I am trying to disable a haproxy frontend from a systemd service in Debian 9 (haproxy 1.7.5-2). The default config sets up admin access via a unix socket at /run/haproxy/admin.sock so I use socat (1.7.3.1):
/bin/sh -c 'echo disable frontend http | /usr/bin/socat stdio unix-connect:/run/haproxy/admin.sock'
This works perfectly when I run it manually as root. It also works if I omit spawning a new sh instance too:
echo disable frontend http | /usr/bin/socat stdio unix-connect:/run/haproxy/admin.sock
When I attempt to run the same command as a systemd service, I consistently get a Connection refused error and I can't figure out why.

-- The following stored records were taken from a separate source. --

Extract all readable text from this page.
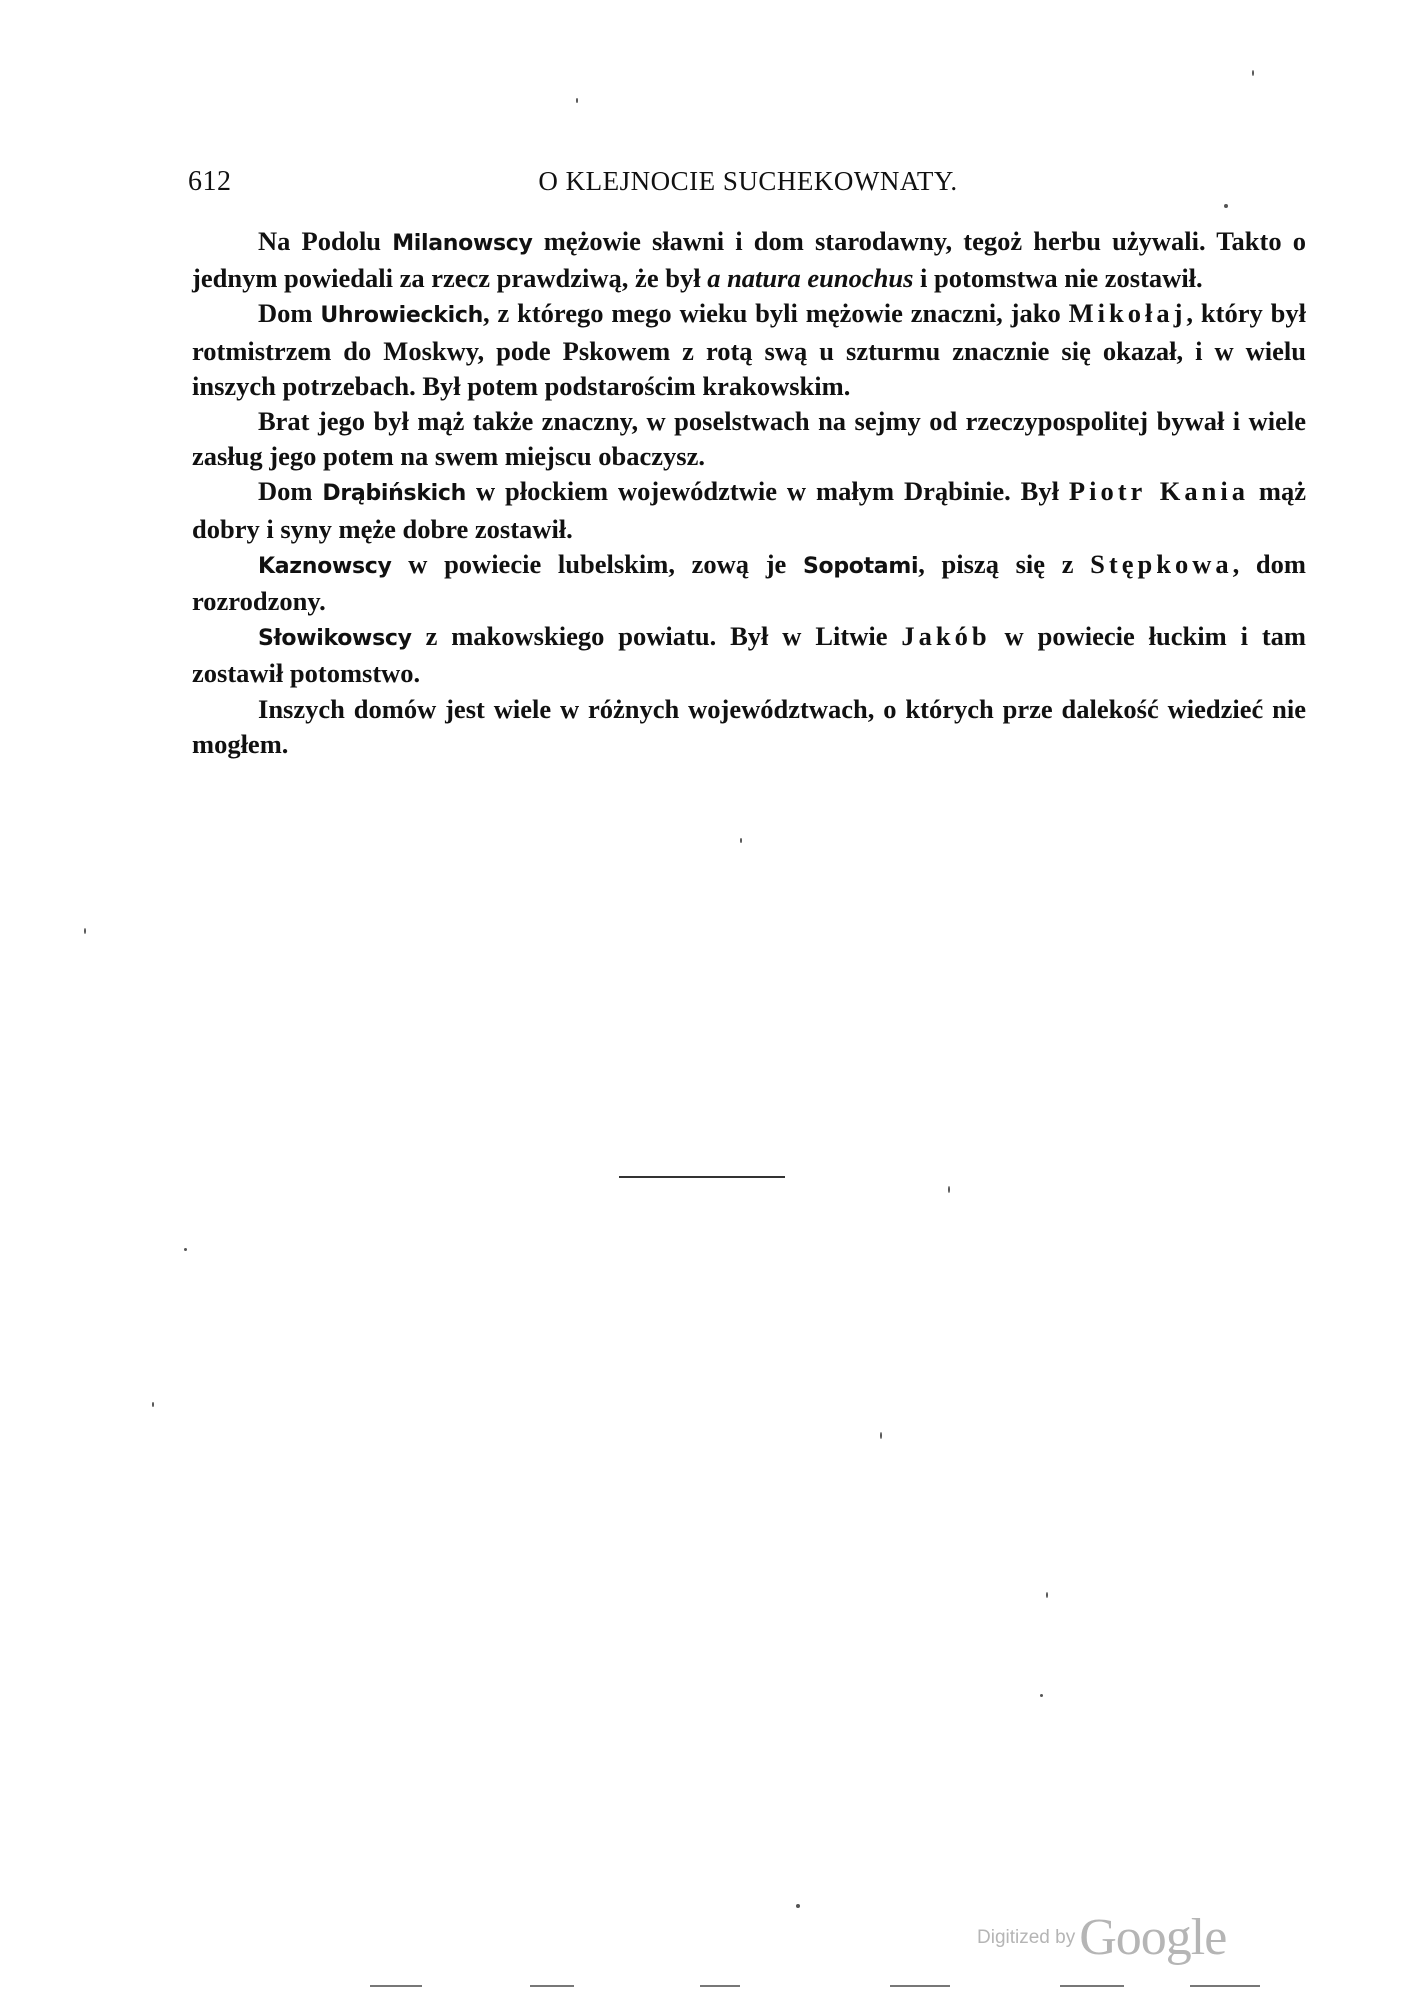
612	O KLEJNOCIE SUCHEKOWNATY.

Na Podolu Milanowscy mężowie sławni i dom starodawny, tegoż herbu używali. Takto o jednym powiedali za rzecz prawdziwą, że był a natura eunochus i potomstwa nie zostawił.

Dom Uhrowieckich, z którego mego wieku byli mężowie znaczni, jako Mikołaj, który był rotmistrzem do Moskwy, pode Pskowem z rotą swą u szturmu znacznie się okazał, i w wielu inszych potrzebach. Był potem podstarościm krakowskim.

Brat jego był mąż także znaczny, w poselstwach na sejmy od rzeczypospolitej bywał i wiele zasług jego potem na swem miejscu obaczysz.

Dom Drąbińskich w płockiem województwie w małym Drąbinie. Był Piotr Kania mąż dobry i syny męże dobre zostawił.

Kaznowscy w powiecie lubelskim, zową je Sopotami, piszą się z Stępkowa, dom rozrodzony.

Słowikowscy z makowskiego powiatu. Był w Litwie Jakób w powiecie łuckim i tam zostawił potomstwo.

Inszych domów jest wiele w różnych województwach, o których prze dalekość wiedzieć nie mogłem.

Digitized byGoogle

Here is a simplified service file that reproduces the error:
[Unit]
Description=Test unit
After=network-online.target
[Service]
Type=oneshot
RemainAfterExit=false
ExecStartPre=/usr/bin/test -x /usr/bin/socat
ExecStart=/bin/sh -c 'echo disable frontend http | /usr/bin/socat stdio unix-connect:/run/haproxy/admin.sock'
The relevant error from systemctl status test.service:
sh[1305]: 2020/05/09 12:26:23 socat[1308] E connect(5, AF=1 "/run/haproxy/admin.sock", 25): Connection refused
I verified the path exists and I can run the command exactly as written in the ExecStart stanza manually as root immediately following the systemd failure. I thought I messed up the syntax for systemd, but that doesn't appear to be the problem. The same error occurs if I use bash or zsh instead of /bin/sh too. This has been driving me crazy for a couple of days. What am I missing?